Various studies here and abroad have shown a connection between obesity and early development. One of the most cited studies was conducted by Joyce Lee of the University of Michigan who followed 354 girls from age 3 to age 12. In the study, Lee discovered a strong association between high body weight and the early onset of puberty. It seems that high levels of peripheral fat cause excess estrogen production, which in turn could lead to early puberty. However, researchers caution that more information is needed to confirm this theory.
Hormones in Food
Hormones in our food supply may also be to blame. Starting in 1995, the USDA has allowed meat suppliers to use implanted hormonal agents such as female hormones oestradiol and progesterone, the synthetic progesterone norgestomet, the male hormone testosterone and the synthetic anabolic steroids trenbolene and Zeranol. And the FDA does NOT require that meat providers list the hormones used in their operations—or share the potential negative side effects. You may be surprised to learn that there are FDA studies that confirm the harmful effects of cattle raising hormones, yet they are still legal. The best that consumers can do is to purchase meats that are hormone free. Don’t count on your local fast food joint, or even your favorite high-priced restaurant to invest in high-quality, hormone-free meat.

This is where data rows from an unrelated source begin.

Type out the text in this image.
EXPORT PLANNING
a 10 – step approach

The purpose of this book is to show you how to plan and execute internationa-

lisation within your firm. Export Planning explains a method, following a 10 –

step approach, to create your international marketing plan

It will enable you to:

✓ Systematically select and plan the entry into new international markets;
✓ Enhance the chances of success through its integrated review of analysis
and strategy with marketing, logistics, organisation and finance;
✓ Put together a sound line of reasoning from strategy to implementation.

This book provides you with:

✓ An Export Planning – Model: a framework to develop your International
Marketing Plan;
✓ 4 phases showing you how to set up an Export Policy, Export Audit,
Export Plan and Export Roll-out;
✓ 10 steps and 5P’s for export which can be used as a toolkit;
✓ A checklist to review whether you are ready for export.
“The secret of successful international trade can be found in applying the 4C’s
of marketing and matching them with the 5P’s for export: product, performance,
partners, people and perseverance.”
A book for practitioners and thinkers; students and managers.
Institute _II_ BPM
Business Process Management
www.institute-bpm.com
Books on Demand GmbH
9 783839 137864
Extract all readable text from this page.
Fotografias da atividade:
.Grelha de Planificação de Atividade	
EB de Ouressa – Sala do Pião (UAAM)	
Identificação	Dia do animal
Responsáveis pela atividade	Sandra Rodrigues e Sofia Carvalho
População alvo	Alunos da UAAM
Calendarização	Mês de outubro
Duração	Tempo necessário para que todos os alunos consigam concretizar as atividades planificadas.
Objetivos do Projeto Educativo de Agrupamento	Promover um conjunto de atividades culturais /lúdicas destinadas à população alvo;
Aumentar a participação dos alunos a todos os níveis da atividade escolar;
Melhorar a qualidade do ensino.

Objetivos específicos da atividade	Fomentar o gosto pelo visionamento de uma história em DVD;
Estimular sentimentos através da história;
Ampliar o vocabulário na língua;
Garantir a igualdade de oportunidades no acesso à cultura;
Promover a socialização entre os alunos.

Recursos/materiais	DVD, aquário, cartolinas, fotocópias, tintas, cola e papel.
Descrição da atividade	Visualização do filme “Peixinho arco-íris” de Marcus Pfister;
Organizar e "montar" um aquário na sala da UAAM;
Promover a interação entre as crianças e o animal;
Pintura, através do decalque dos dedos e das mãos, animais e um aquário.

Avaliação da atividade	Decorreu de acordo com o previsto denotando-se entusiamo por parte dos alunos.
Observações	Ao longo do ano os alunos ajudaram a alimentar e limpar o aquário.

Soy is another problem because it contains plant-based chemicals that mimic oestrogen. A 1997 Lancet study showed the daily exposure in infants who consumed soy formulas was 6 to 11 times higher than in adults. The blood concentrations of these hormones in the children were 13,000 to 22,000 times higher than normal oestrogen levels.
Plastics and Chemicals
Despite how much easier plastics have made our lives they can contain problematic chemicals called Phthalates. Research has indicated that Phthalates are a hormone distributor that can impact young children and even those in the womb! Thankfully, there is a crop of Phthalate free products popping up to choose from!